Dia das mães, a realidade por traz da data

Foto: Fernando Frazão/Agencia Brasil

Sempre no segundo domingo de maio, as mães brasileiras recebem abraços, beijos e várias homenagens, o que é muito positivo. Mas como é ser mãe em tempo integral. A marca de gelatinas Royal realizou uma pesquisa para descobrir qual é o perfil da mãe e chegou a constatações interessantes, como o fato de 51% das brasileiras serem mães e não haver mudanças significativas entre a qualidade do tempo passado com os filhos entre aquelas que trabalham e as que são donas de casa.

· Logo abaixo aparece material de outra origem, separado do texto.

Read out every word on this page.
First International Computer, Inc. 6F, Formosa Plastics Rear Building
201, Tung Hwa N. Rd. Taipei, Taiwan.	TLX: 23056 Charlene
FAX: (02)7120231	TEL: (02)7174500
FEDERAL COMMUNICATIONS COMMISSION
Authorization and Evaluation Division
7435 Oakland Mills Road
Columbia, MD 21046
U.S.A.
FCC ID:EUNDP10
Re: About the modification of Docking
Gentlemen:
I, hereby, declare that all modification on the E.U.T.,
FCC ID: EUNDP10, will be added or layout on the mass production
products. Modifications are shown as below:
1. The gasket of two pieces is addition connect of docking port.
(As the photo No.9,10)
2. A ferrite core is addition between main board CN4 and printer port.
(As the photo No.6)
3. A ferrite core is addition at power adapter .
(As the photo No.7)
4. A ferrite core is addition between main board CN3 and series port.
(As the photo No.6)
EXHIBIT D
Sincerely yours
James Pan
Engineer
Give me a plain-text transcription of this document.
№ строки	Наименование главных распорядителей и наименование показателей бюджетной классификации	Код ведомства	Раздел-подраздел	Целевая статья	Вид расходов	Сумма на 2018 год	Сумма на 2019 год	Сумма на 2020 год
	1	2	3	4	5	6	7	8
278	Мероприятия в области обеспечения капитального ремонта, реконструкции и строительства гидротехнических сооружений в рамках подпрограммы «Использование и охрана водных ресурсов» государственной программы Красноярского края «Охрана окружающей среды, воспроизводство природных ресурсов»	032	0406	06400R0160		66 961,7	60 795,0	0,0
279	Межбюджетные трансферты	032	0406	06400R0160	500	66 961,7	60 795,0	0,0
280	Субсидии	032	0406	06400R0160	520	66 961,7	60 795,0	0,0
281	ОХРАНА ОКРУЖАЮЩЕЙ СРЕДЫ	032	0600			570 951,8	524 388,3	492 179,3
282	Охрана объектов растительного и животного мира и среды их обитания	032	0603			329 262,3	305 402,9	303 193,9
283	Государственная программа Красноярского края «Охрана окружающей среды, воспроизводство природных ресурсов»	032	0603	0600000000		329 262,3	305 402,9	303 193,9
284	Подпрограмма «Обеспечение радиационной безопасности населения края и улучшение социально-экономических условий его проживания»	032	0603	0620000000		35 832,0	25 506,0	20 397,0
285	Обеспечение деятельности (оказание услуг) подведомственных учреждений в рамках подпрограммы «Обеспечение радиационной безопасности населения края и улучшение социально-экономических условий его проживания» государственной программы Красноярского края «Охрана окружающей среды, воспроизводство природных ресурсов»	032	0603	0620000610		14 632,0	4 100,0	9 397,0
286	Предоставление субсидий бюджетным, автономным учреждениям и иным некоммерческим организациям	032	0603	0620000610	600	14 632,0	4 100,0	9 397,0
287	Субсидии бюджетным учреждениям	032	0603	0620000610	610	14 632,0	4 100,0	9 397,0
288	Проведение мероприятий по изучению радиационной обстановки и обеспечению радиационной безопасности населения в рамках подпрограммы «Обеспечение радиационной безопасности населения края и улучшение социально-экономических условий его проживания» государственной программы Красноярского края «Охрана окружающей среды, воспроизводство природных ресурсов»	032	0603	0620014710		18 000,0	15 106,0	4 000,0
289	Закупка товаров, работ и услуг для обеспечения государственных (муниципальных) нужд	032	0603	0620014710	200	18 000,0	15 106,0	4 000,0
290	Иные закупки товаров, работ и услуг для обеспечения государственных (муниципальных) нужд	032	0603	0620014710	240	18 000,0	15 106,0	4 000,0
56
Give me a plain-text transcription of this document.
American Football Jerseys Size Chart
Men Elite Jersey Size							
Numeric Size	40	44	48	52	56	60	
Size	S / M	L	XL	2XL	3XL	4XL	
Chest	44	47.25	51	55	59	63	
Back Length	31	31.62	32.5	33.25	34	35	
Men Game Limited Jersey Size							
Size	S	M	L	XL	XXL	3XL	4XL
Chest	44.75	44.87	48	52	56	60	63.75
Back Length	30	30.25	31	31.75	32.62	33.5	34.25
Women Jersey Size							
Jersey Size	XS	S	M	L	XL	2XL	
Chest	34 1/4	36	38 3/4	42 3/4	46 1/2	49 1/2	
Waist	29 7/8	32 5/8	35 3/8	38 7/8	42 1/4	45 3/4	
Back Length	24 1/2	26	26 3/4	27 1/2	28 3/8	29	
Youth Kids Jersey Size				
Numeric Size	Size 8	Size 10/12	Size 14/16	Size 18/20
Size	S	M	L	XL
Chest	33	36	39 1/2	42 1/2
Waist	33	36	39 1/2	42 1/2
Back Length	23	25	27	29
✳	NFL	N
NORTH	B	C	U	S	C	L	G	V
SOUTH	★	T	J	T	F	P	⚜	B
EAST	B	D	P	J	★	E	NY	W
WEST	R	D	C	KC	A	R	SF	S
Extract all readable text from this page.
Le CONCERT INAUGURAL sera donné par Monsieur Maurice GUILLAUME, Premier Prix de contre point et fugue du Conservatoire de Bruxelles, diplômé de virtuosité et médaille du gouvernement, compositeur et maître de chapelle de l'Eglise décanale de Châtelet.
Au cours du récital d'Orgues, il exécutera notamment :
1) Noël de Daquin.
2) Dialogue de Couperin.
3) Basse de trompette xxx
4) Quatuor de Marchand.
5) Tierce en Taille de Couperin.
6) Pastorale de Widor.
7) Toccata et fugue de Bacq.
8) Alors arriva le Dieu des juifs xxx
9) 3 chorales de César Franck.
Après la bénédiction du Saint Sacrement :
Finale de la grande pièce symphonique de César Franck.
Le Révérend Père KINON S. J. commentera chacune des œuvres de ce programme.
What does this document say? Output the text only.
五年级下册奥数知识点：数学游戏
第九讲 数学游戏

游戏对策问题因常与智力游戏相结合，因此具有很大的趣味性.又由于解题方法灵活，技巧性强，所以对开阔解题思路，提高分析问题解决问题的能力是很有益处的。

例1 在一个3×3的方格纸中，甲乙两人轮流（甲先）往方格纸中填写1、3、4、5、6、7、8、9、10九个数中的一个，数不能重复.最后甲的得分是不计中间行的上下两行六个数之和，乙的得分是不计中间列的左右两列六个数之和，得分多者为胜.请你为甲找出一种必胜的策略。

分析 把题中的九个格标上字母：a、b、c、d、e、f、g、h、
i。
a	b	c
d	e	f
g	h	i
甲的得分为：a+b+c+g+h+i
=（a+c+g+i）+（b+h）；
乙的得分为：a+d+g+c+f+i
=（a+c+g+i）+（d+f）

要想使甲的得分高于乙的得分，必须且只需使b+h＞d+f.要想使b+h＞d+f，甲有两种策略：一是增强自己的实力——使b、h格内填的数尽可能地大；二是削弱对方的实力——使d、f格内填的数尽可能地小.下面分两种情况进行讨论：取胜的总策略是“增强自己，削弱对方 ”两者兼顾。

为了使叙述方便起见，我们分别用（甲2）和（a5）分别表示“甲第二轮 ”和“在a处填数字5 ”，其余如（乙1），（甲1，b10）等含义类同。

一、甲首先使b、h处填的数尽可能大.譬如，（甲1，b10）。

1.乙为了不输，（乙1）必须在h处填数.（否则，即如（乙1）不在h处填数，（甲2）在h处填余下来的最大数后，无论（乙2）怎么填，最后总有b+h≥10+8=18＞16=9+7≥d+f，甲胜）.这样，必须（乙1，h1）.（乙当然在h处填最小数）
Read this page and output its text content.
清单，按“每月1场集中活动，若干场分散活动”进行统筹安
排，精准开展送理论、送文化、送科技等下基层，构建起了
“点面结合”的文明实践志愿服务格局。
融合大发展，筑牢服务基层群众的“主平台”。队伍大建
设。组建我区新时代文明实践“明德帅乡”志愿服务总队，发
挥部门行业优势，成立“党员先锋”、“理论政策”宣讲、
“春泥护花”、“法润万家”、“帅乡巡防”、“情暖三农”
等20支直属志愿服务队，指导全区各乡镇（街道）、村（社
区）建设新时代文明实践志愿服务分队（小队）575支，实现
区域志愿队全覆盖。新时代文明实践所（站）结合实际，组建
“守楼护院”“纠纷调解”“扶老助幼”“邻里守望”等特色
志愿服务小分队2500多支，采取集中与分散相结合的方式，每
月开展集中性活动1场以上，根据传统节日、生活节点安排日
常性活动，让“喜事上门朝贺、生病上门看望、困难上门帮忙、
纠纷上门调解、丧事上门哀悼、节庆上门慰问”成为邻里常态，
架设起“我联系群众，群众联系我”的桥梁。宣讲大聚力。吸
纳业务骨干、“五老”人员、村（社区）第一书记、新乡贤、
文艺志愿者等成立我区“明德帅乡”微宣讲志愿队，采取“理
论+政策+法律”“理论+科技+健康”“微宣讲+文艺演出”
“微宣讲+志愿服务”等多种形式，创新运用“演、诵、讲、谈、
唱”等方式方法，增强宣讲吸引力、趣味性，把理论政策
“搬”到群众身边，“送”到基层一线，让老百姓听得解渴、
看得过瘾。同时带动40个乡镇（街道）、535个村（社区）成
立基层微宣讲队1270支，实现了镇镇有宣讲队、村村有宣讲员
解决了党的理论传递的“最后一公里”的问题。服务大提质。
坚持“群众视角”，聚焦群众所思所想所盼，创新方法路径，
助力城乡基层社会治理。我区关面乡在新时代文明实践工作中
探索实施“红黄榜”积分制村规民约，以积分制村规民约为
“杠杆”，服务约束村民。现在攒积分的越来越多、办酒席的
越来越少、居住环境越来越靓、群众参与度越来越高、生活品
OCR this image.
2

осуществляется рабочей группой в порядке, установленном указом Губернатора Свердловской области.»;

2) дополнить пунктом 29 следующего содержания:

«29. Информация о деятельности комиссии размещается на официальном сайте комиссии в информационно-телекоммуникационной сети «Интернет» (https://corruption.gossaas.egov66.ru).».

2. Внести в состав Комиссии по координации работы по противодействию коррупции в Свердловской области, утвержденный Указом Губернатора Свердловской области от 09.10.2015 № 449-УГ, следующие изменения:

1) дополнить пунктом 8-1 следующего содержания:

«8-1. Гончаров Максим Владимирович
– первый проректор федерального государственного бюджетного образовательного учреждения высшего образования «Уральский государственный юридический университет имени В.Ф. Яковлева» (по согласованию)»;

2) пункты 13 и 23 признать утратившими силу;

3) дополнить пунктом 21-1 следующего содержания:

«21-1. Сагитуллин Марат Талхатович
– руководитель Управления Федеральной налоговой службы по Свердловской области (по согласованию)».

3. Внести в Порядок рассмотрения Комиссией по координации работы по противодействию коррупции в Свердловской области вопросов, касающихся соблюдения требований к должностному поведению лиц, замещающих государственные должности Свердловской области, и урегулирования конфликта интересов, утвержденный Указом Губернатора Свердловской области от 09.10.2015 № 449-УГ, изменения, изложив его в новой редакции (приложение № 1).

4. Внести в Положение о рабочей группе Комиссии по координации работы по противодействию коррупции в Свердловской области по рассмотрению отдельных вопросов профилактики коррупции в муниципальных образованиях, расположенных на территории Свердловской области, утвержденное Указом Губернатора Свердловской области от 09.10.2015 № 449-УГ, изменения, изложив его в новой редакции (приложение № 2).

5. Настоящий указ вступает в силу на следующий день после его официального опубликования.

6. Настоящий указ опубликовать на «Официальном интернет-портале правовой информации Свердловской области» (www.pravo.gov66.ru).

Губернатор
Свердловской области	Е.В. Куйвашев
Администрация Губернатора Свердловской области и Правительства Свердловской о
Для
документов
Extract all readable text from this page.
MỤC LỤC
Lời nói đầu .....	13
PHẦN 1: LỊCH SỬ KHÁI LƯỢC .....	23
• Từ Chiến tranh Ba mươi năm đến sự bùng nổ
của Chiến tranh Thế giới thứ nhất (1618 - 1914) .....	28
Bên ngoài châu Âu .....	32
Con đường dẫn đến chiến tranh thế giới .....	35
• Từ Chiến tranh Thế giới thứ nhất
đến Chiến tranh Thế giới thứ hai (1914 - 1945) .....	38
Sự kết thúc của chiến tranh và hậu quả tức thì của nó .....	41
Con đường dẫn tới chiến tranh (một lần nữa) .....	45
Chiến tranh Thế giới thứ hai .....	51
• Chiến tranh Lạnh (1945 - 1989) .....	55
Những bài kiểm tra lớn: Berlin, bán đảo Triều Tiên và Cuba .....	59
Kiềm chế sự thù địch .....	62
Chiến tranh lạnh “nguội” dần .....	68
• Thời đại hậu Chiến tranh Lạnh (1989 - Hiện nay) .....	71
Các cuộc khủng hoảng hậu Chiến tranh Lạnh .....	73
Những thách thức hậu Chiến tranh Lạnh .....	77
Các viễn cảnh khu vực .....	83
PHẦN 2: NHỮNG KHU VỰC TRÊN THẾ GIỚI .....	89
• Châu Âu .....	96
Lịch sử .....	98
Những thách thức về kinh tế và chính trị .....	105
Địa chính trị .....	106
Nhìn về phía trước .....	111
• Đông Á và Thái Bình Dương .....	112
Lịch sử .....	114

A pesquisa ouviu mulheres de diferentes classes sociais (A,B e C), gostos e idades e descobriu que:

- 46% das mães admitem que não conseguem dividir bem o tempo entre todas as tarefas realizadas;

- 43% não conseguem administrar o tempo gasto entre filhos, marido/ namorado e trabalho;

- 37% trabalham muito e sentem que têm pouco tempo para os filhos;

-61% se dizem preocupadas com a aparência;

- 67% disseram que ainda não conseguiram perder os quilos a mais que vieram com a gestação;

- 53% diminuíram o tempo de trabalho para se dedicar aos filhos;

- 35% pararam de trabalhar depois que se tornaram mães;

- 94% gostam de conversar com os filhos e ouvir suas histórias;

- 91% costumam brincar com os filhos.


O resultado da pesquisa demonstrou o que já se sabia: a maternidade transforma completamente a vida da mulher e 90% delas se sentem satisfeitas no papel de mãe. Apesar de ser trabalhoso, 76% das mães afirmaram que não se sentem cansadas e estressadas por causa dos filhos, mesmo que 45% das mães entrevistadas tenham afirmado que não contam com nenhuma ajuda para cuidar da prole.

As mães também demonstraram sentir-se inseguras e culpadas em relação aos filhos, e 84% das mães brasileiras falaram que estão sempre preocupadas se estão no caminho certo para a educação dos filhos e costumam buscar conselhos com outras mães, profissionais e até na internet. Enquanto 49% das mães disseram que contam com a influência das mães e sogras para auxiliá-las na educação dos filhos e transmissão de valores, 36% disseram que seguem a direção oposta à da educação que receberam, se inspirando em outras mães.

Apesar de todas as dúvidas e questionamentos e do desafio de equilibrar os múltiplos papéis na vida da mulher, 95% das mães admitem que mesmo os momentos simples passados com os filhos são especiais e que a maternidade vale a pena.

Fonte: Terra.com.br


Origem da data

Tudo começou na Grécia e Roma antiga

Essa celebração teve origem na Grécia e Roma Antiga, mais precisamente nas festas primaveris. Nesses eventos aconteciam os cultos de adoração às divindades que representavam as mães, como as Deusas Reia, mãe dos deuses, ou Cibele, a Deusa mãe romana, conhecida também por Magna Mater.

Com o passar do tempo, essa celebração foi crescendo e adquirindo lugar de destaque nas datas comemorativas, sendo festejada em quase todas as partes do mundo, em diferentes épocas.

Na Inglaterra, surge o Mothering Day no século XVII

No século XVII a Inglaterra surge como motivadora dos eventos e comemorações em homenagem às mães. Lá a data é celebrada no quarto domingo da Quaresma e denominado de "Mothering Day". Desde então, os operários passaram a ter esse dia de folga com o intuito de visitarem suas mães.

Nos Estados Unidos, no início do Século XX, a data como a conhecemos se populariza

A celebração ganhou maior visibilidade a partir dos esforços de Anna Jarvis (1864-1948), uma jovem norte-americana que havia perdido sua mãe, a ativista Ann Maria Reeves Jarvis, em 1905.